Four of the five trees recommended for removal from Bienville Square will not be felled, the city’s urban forester confirmed this week.

Peter Toler told Lagniappe he disagrees with advice given the Downtown Parks Conservancy from a Louisiana-based arborist, adding he believes four of the five trees deemed dangerous actually pose no immediate threat to the park’s visitors.

“They’ve got their issues, but nothing constitutes them having to come down right now,” Toler said. “They’re not an imminent danger to the public. When someone tells me a tree needs to come down, it says there is an imminent threat.”

Crews did remove a branch from one of the trees on Saturday, Dec. 15, near Conception Street, Toler said.

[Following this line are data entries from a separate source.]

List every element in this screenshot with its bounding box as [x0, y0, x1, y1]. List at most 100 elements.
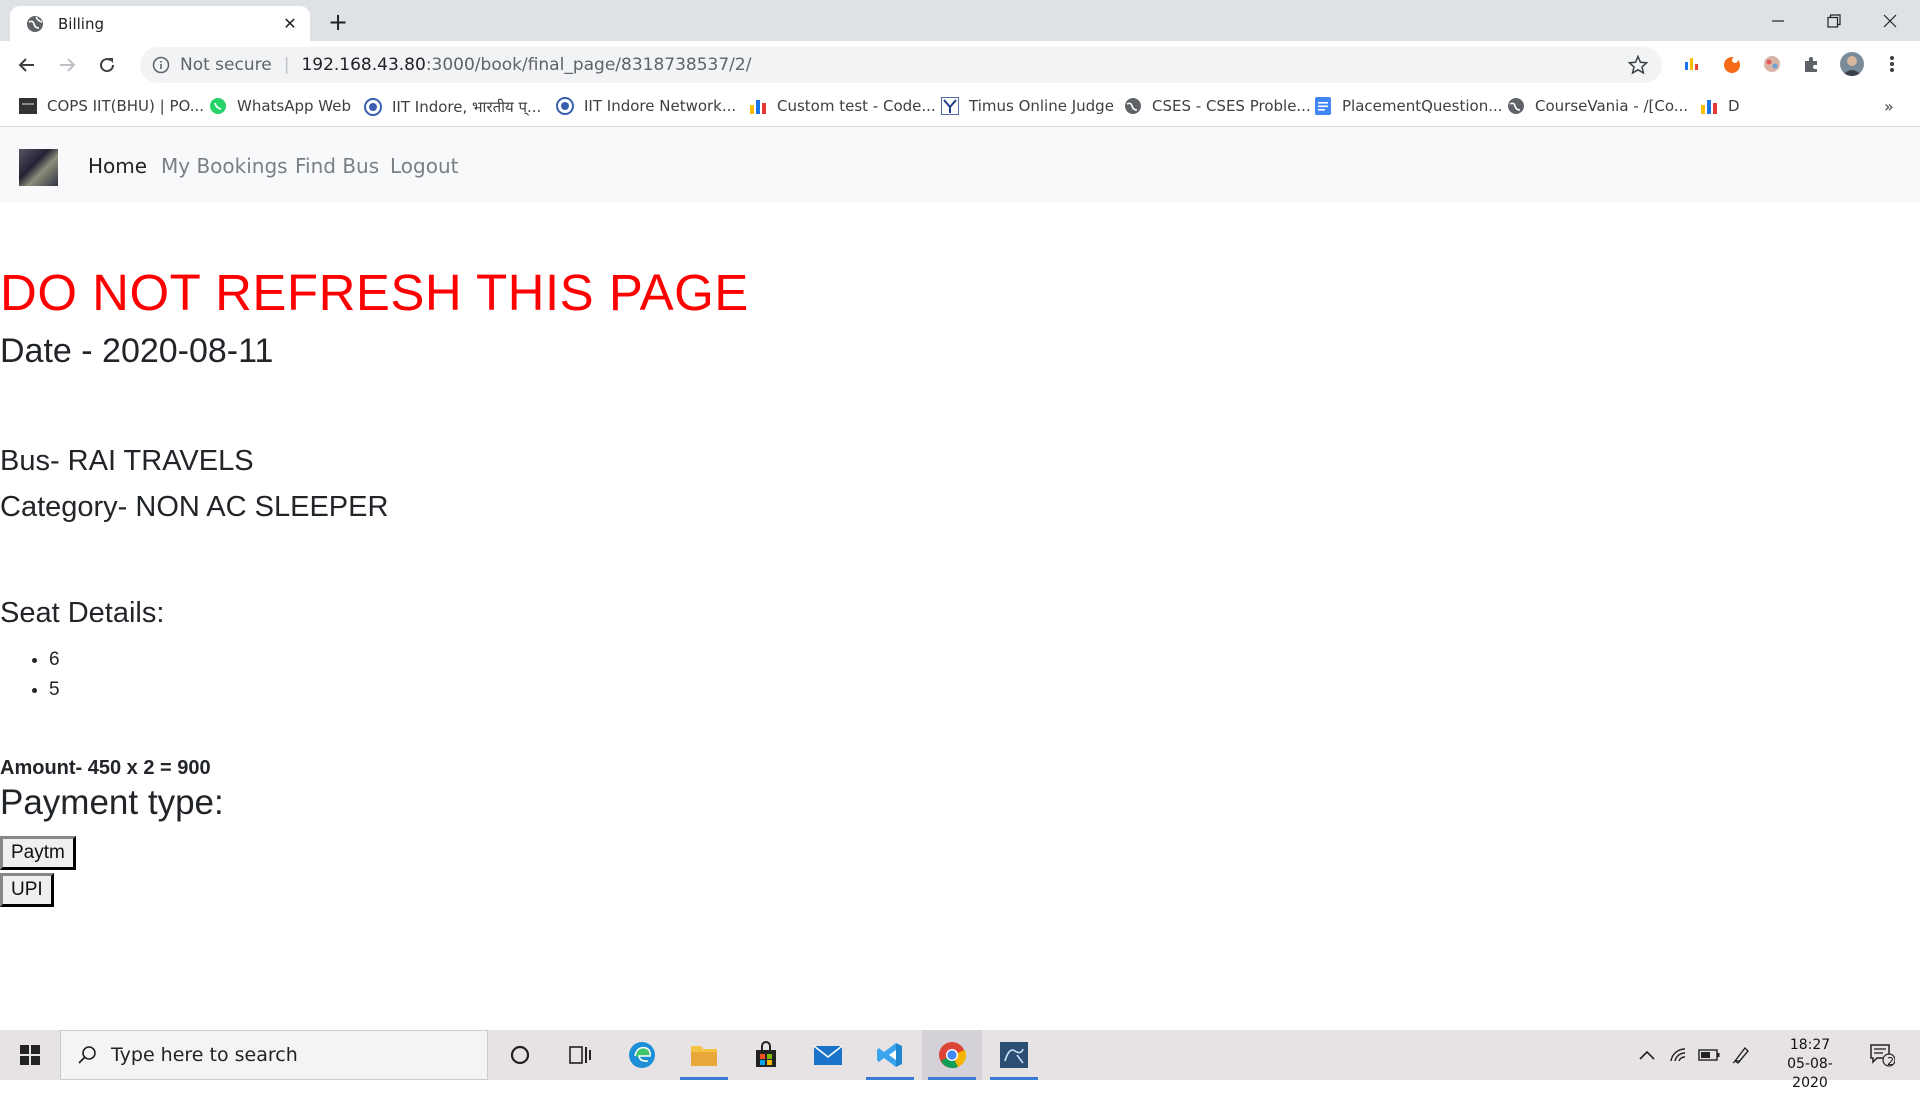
bookmark-label: D [1728, 97, 1740, 115]
iit-indore-icon [556, 97, 574, 115]
bookmark-label: COPS IIT(BHU) | PO... [47, 97, 205, 115]
nav-find-bus-link[interactable]: Find Bus [295, 154, 379, 178]
bookmark-iit-indore[interactable]: IIT Indore, भारतीय प्... [364, 97, 541, 117]
close-tab-icon[interactable]: ✕ [280, 13, 300, 33]
browser-toolbar: Not secure | 192.168.43.80:3000/book/fin… [0, 41, 1920, 88]
bookmark-label: Timus Online Judge [969, 97, 1114, 115]
security-label: Not secure [180, 55, 272, 75]
codeforces-icon [749, 97, 767, 115]
notification-center-icon[interactable]: 2 [1862, 1030, 1902, 1080]
extensions-puzzle-icon[interactable] [1800, 52, 1824, 76]
url-path: :3000/book/final_page/8318738537/2/ [425, 55, 752, 75]
globe-icon [27, 15, 43, 32]
reload-icon[interactable] [92, 50, 122, 80]
bookmark-star-icon[interactable] [1628, 55, 1648, 75]
search-placeholder: Type here to search [111, 1044, 298, 1066]
docs-icon [1314, 97, 1332, 115]
page-content: Home My Bookings Find Bus Logout DO NOT … [0, 127, 1920, 1030]
info-icon[interactable] [152, 56, 170, 74]
taskbar-search-box[interactable]: Type here to search [60, 1030, 488, 1080]
forward-icon[interactable] [52, 50, 82, 80]
browser-tab[interactable]: Billing ✕ [10, 6, 310, 41]
pen-icon[interactable] [1727, 1030, 1755, 1080]
bookmark-label: IIT Indore Network... [584, 97, 737, 115]
tab-strip: Billing ✕ + [0, 0, 1920, 41]
list-item: 6 [49, 645, 60, 675]
battery-icon[interactable] [1695, 1030, 1723, 1080]
bookmark-custom-test[interactable]: Custom test - Code... [749, 97, 936, 115]
bookmark-d[interactable]: D [1700, 97, 1740, 115]
wifi-icon[interactable] [1665, 1030, 1693, 1080]
task-view-icon[interactable] [550, 1030, 610, 1080]
back-icon[interactable] [12, 50, 42, 80]
bus-name: Bus- RAI TRAVELS [0, 445, 254, 477]
clock-time: 18:27 [1789, 1037, 1831, 1053]
bookmark-label: Custom test - Code... [777, 97, 936, 115]
bookmarks-overflow-button[interactable]: » [1884, 97, 1894, 116]
windows-taskbar: Type here to search 18:27 05-08-2020 2 [0, 1030, 1920, 1091]
site-navbar: Home My Bookings Find Bus Logout [0, 127, 1920, 203]
search-icon [78, 1046, 96, 1064]
whatsapp-icon [209, 97, 227, 115]
address-bar[interactable]: Not secure | 192.168.43.80:3000/book/fin… [140, 47, 1662, 83]
bookmark-whatsapp[interactable]: WhatsApp Web [209, 97, 351, 115]
sql-workbench-icon[interactable] [984, 1030, 1044, 1080]
nav-logout-link[interactable]: Logout [390, 154, 458, 178]
cortana-icon[interactable] [490, 1030, 550, 1080]
windows-start-icon[interactable] [0, 1030, 60, 1080]
new-tab-button[interactable]: + [324, 8, 352, 36]
file-explorer-icon[interactable] [674, 1030, 734, 1080]
store-icon[interactable] [736, 1030, 796, 1080]
bookmark-cses[interactable]: CSES - CSES Proble... [1124, 97, 1311, 115]
iit-indore-icon [364, 98, 382, 116]
list-item: 5 [49, 675, 60, 705]
payment-type-heading: Payment type: [0, 783, 224, 822]
nav-my-bookings-link[interactable]: My Bookings [161, 154, 288, 178]
seat-list: 6 5 [0, 645, 60, 705]
timus-icon [941, 97, 959, 115]
nav-home-link[interactable]: Home [88, 154, 147, 178]
seat-details-heading: Seat Details: [0, 597, 165, 629]
bookmark-label: CSES - CSES Proble... [1152, 97, 1311, 115]
chevron-up-icon[interactable] [1633, 1030, 1661, 1080]
url-host: 192.168.43.80 [301, 55, 426, 75]
extension-colorful-icon[interactable] [1760, 52, 1784, 76]
edge-icon[interactable] [612, 1030, 672, 1080]
tab-title: Billing [58, 14, 104, 33]
bookmark-label: IIT Indore, भारतीय प्... [392, 98, 542, 116]
extension-orange-icon[interactable] [1720, 52, 1744, 76]
bookmark-timus[interactable]: Timus Online Judge [941, 97, 1114, 115]
codeforces-icon [1700, 97, 1718, 115]
profile-avatar[interactable] [1840, 52, 1864, 76]
amount-total: Amount- 450 x 2 = 900 [0, 757, 211, 779]
globe-icon [1124, 97, 1142, 115]
notification-count: 2 [1887, 1055, 1894, 1068]
bookmark-iit-network[interactable]: IIT Indore Network... [556, 97, 736, 115]
bookmark-placement[interactable]: PlacementQuestion... [1314, 97, 1503, 115]
bus-category: Category- NON AC SLEEPER [0, 491, 389, 523]
globe-icon [1507, 97, 1525, 115]
chrome-icon[interactable] [922, 1030, 982, 1080]
bookmark-label: PlacementQuestion... [1342, 97, 1503, 115]
brand-logo[interactable] [19, 149, 58, 186]
bookmark-label: WhatsApp Web [237, 97, 352, 115]
system-clock[interactable]: 18:27 05-08-2020 [1775, 1036, 1845, 1093]
vscode-icon[interactable] [860, 1030, 920, 1080]
bookmark-coursevania[interactable]: CourseVania - /[Co... [1507, 97, 1688, 115]
restore-icon[interactable] [1806, 0, 1862, 41]
clock-date: 05-08-2020 [1787, 1056, 1833, 1091]
journey-date: Date - 2020-08-11 [0, 332, 274, 370]
mail-icon[interactable] [798, 1030, 858, 1080]
bookmarks-bar: COPS IIT(BHU) | PO... WhatsApp Web IIT I… [0, 88, 1920, 127]
upi-button[interactable]: UPI [0, 873, 54, 907]
minimize-icon[interactable] [1750, 0, 1806, 41]
close-window-icon[interactable] [1862, 0, 1918, 41]
cops-icon [19, 97, 37, 115]
paytm-button[interactable]: Paytm [0, 836, 76, 870]
url-separator: | [283, 55, 290, 75]
bookmark-label: CourseVania - /[Co... [1535, 97, 1689, 115]
menu-kebab-icon[interactable] [1880, 52, 1904, 76]
extension-chart-icon[interactable] [1680, 52, 1704, 76]
bookmark-cops[interactable]: COPS IIT(BHU) | PO... [19, 97, 204, 115]
refresh-warning: DO NOT REFRESH THIS PAGE [0, 264, 749, 321]
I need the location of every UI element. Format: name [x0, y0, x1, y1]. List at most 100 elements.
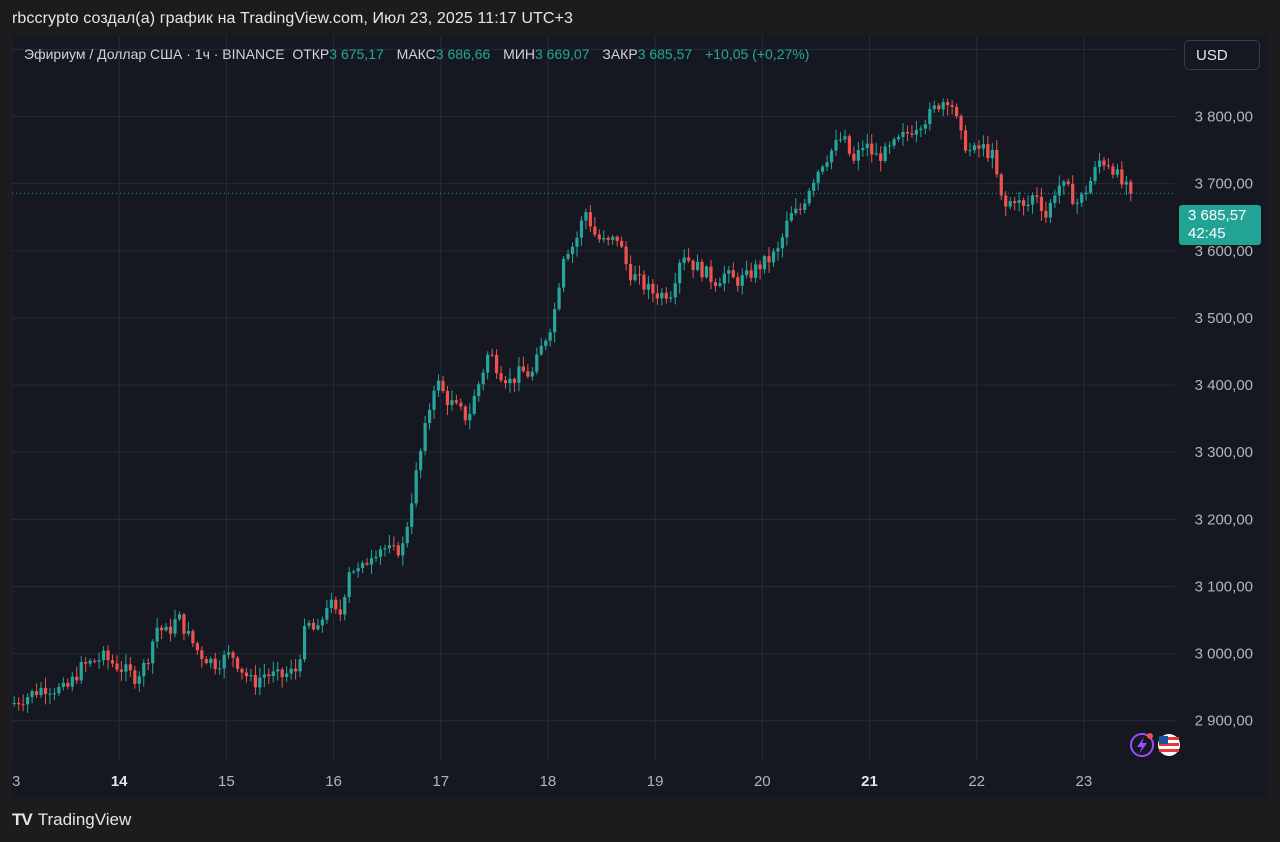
lightning-icon[interactable]: [1130, 733, 1154, 757]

There was rot through the middle of the entire 17-inch wide branch being held in place by two inches of healthy wood. Once the limb was removed the rest of the tree was “OK,” he said.

“The risk went from high to moderate,” Toler said.

Another tree had no signs of active decay and was protected by 19 inches of solid wood out of 24 total inches.

“There was no reason to take it down,” he said.

A fifth tree, near the fountain in the middle of the park, will probably be removed due to “the likelihood of failure, the likelihood of impact, the likelihood of failure and impact, as well as the consequences of failure.” An assessment took into account infrastructure “of high value” near the tree and whether the “target” is protected by other structures that would lessen the potential impact a tree falling has on the “target.”

“What I based my report on for Bienville Square was the park being packed for an event, like Mardi Gras,” Toler said.

The one tree Toler is about “98 percent” certain will need to be taken down has been harmed by soil compaction, leading to rot. Normal soil compaction is measured at 300 pounds per square inch or less, but within as much as 15 feet of the base of the tree in question, Toler said, the compaction measured more than 450 pounds PSI.

“Park usage is the reason for tree decline right now,” he said. “What happens with soil compaction is the trees cannot absorb water into their roots. Everything happening above ground is secondary.”

The city’s urban forestry department is looking at soil remediation techniques to help save the rest of the park’s 87 trees, which average about 90 years old, Toler said. Aeration and the addition of organic elements to the soil can help.

In plans released to the public, the Parks Conservancy hopes to make improvements to the park including additional landscaping elements to help the trees. Toler said he agrees with that move.

The conservancy also hopes to remove the fencing around the fountain and add more lighting to the park.